Pour un plancher de maison individuelle de 100 m², le coût de démolition et de reconstruction complète dépasse fréquemment 15 000 à 25 000 euros selon la région et les désordres associés – sans compter les revêtements, les cloisons et le déménagement temporaire.

Les désordres les plus courants liés à un hérisson insuffisant ou mal compacté : fissures longitudinales dans la dalle suivant les zones de tassement différentiel, humidité persistante sous les revêtements collés, décollements de carrelage en nappe, odeurs de moisissures sous parquet flottant.
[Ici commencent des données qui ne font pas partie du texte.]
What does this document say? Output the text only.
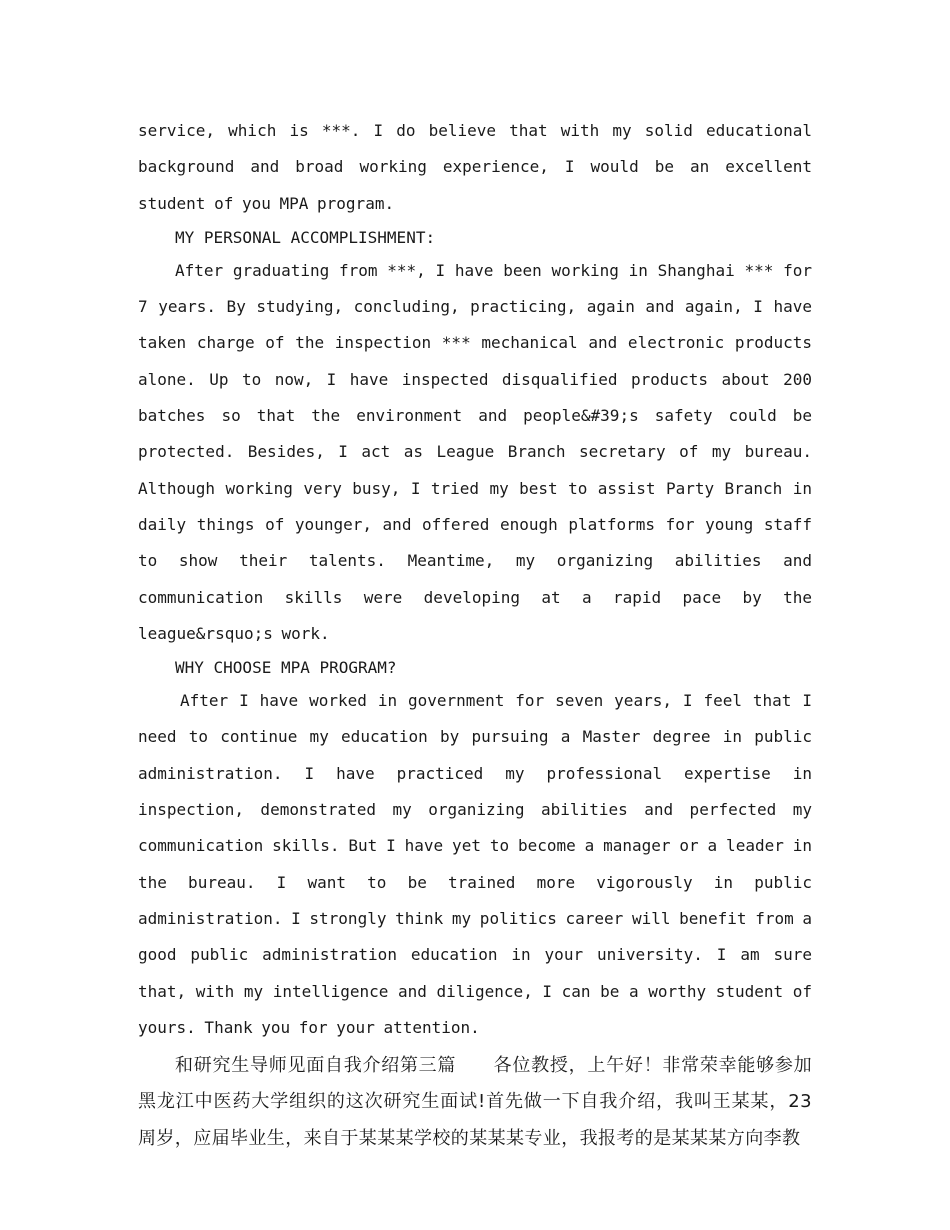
service, which is ***. I do believe that with my solid educational background and broad working experience, I would be an excellent student of you MPA program.

MY PERSONAL ACCOMPLISHMENT:

After graduating from ***, I have been working in Shanghai *** for 7 years. By studying, concluding, practicing, again and again, I have taken charge of the inspection *** mechanical and electronic products alone. Up to now, I have inspected disqualified products about 200 batches so that the environment and people&#39;s safety could be protected. Besides, I act as League Branch secretary of my bureau. Although working very busy, I tried my best to assist Party Branch in daily things of younger, and offered enough platforms for young staff to show their talents. Meantime, my organizing abilities and communication skills were developing at a rapid pace by the league&rsquo;s work.

WHY CHOOSE MPA PROGRAM?

After I have worked in government for seven years, I feel that I need to continue my education by pursuing a Master degree in public administration. I have practiced my professional expertise in inspection, demonstrated my organizing abilities and perfected my communication skills. But I have yet to become a manager or a leader in the bureau. I want to be trained more vigorously in public administration. I strongly think my politics career will benefit from a good public administration education in your university. I am sure that, with my intelligence and diligence, I can be a worthy student of yours. Thank you for your attention.

和研究生导师见面自我介绍第三篇　　各位教授，上午好！非常荣幸能够参加黑龙江中医药大学组织的这次研究生面试!首先做一下自我介绍，我叫王某某，23周岁，应届毕业生，来自于某某某学校的某某某专业，我报考的是某某某方向李教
Ces symptômes apparaissent rarement la première année – ils se déclarent entre 3 et 8 ans après la construction, quand les cycles saisonniers ont eu le temps de travailler le sol.

Un hérisson de 20 cm en gravier 20/40 sur 100 m² représente environ 15 à 20 tonnes de matériaux, soit 400 à 700 euros de gravier selon la région, plus la location d’une plaque vibrante et quelques heures de main-d’oeuvre.

Rapporté au coût total d’une construction, c’est une fraction négligeable.

Rapporté au risque de reprise, c’est l’un des meilleurs investissements du chantier. Le béton, lui, ne pardonne pas ce qu’on a mis – ou pas mis – en dessous.